# my new to me peugeot vintage road bike...



## carbnjunkie (Aug 21, 2003)

Hey guys!

Stopped by a random thrift store in Santa Ana, Ca, and I found a almost mint dark burgendy (Sp?) peugeot road bike. I first said to myself "damn this is a cool looking frame, only seen them in silver, but probably to heavy for my tastes..." im such a damn dork.

well I bought it anyways, took of all the reflectors, and it weighed about 22-23 pounds which isnt bad. My goal is to bring to the 20 pound area, with egg beaters, new saddle, tires, tubes, chain, skewers. You guys think this is possible? I still want the bike to have the old flair its supposed to have, otherwise it would just turn into a SS, which is cool too....

some tid bits
-chromoly 501 frame
-weimann brakes
-Sachs hurst derauiler (can someone tell me about these, history? thanks)

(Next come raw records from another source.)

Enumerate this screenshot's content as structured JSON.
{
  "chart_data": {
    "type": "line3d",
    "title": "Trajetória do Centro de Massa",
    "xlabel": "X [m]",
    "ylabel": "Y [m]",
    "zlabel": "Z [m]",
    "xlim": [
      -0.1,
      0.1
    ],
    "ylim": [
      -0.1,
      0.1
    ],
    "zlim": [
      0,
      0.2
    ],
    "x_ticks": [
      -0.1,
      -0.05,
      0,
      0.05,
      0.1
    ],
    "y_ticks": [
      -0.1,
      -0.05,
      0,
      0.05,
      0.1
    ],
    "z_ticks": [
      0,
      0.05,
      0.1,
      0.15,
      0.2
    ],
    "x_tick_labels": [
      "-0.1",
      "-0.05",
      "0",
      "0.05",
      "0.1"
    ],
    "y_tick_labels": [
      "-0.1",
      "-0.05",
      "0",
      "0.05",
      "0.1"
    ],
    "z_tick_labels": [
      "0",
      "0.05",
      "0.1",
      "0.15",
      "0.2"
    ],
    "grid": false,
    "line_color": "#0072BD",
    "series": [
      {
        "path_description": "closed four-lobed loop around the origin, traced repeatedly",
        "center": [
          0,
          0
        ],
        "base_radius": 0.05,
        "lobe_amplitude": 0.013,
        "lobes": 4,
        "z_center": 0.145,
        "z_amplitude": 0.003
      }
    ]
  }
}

anyways I never find cool bikes at thrift stores, while these are pretty common, it was nice to find one in great condition, and here is a pic of a similar one..


----------



## split (Jan 12, 2004)

*cool*

Wow, I went hunting for one of those frames a while back locally, but just ended up getting one on ebay. The 501's are nice frames. You're lucky to get the whole bike! French bikes are notorious for quircky part sizing (ie. 22mm heasets/stem, 26.4mm seatposts) so I got inpatient and gave up my project 501 (BTW it's on sale on Ebay right now ).

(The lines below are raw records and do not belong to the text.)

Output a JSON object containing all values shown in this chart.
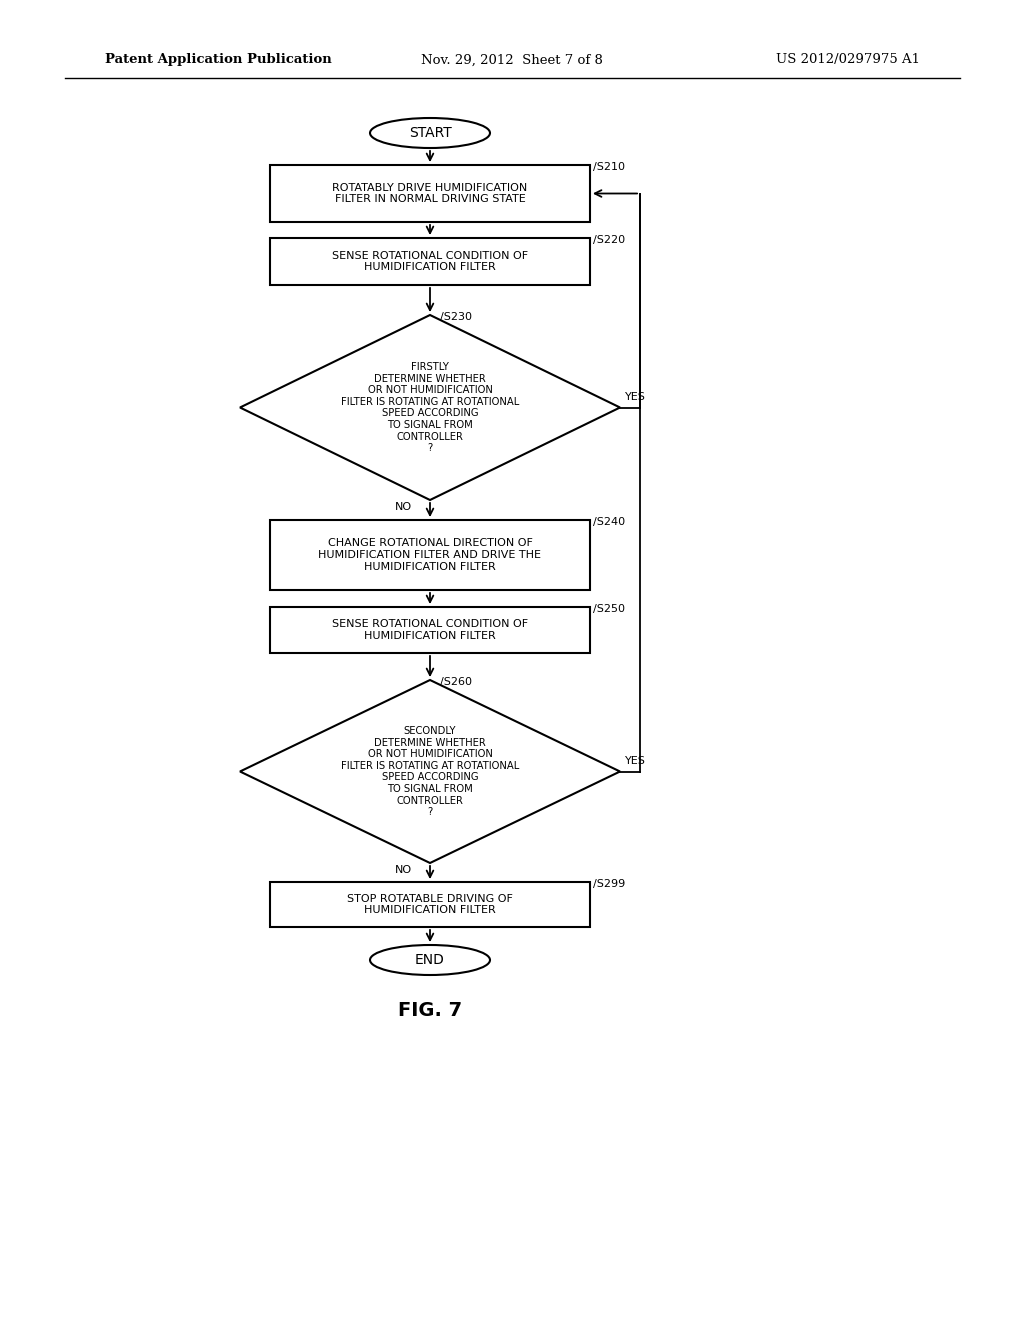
{
  "header_left": "Patent Application Publication",
  "header_center": "Nov. 29, 2012  Sheet 7 of 8",
  "header_right": "US 2012/0297975 A1",
  "figure_label": "FIG. 7",
  "background_color": "#ffffff",
  "line_color": "#000000",
  "text_color": "#000000",
  "start_label": "START",
  "end_label": "END",
  "s210_label": "ROTATABLY DRIVE HUMIDIFICATION\nFILTER IN NORMAL DRIVING STATE",
  "s220_label": "SENSE ROTATIONAL CONDITION OF\nHUMIDIFICATION FILTER",
  "s230_label": "FIRSTLY\nDETERMINE WHETHER\nOR NOT HUMIDIFICATION\nFILTER IS ROTATING AT ROTATIONAL\nSPEED ACCORDING\nTO SIGNAL FROM\nCONTROLLER\n?",
  "s240_label": "CHANGE ROTATIONAL DIRECTION OF\nHUMIDIFICATION FILTER AND DRIVE THE\nHUMIDIFICATION FILTER",
  "s250_label": "SENSE ROTATIONAL CONDITION OF\nHUMIDIFICATION FILTER",
  "s260_label": "SECONDLY\nDETERMINE WHETHER\nOR NOT HUMIDIFICATION\nFILTER IS ROTATING AT ROTATIONAL\nSPEED ACCORDING\nTO SIGNAL FROM\nCONTROLLER\n?",
  "s299_label": "STOP ROTATABLE DRIVING OF\nHUMIDIFICATION FILTER"
}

Here's some info on Peugeot bikes. The lugged carbon race bike is on my wishlist for bikes to hang on the wall  .

http://home.wanadoo.nl/peugeotshow/

http://www.sheldonbrown.com/velos.html

http://www.classicrendezvous.com/France/Peugeot/PX10_history.htm


----------



## Flow 559 (Feb 13, 2004)

*I Can't Resist*

You can't say peugeot with out saying poo.


----------



## russw19 (Jul 26, 2004)

4 places to drop weight on that bike fast would be the seatpost, bar, stem, and if those are wire bead tires, replace them with Kevlar.

Back in the 70's and 80's there really weren't many light seatposts, bars, or stems on the market... replace those with some mid-range alloy stuff and you can drop a lot of weight cheap. Even cheap parts like Trek's house brand Icon stuff on there will be a huge improvement.


----------



## split (Jan 12, 2004)

You could say that for other road bikes of that era, but unfortunately these French bikes use old French sizing (ie 22mm headsets and stems, 26.4mm seatposts). Even the brake bolt on some of these bikes is going to be different. About the only thing you can save weight with are wheels, cranks/BB (interestingly non-French but British thread), derailleur, shifters, and handlebar. I almost finished my build until I had to find brakes for my bike.


----------



## carbnjunkie (Aug 21, 2003)

*man*

Split,

your build looks dope. loving it. What kind of fork is on there? is that the stock seatpost? Current weight? anyways thanks for the inspiration man!

(also split, i know you dont have any stock parts for it, but i took off the stem the other day to take off the front reflectors, and in doing that i now can't screw the sucker back on, any help? )

thanks guys


----------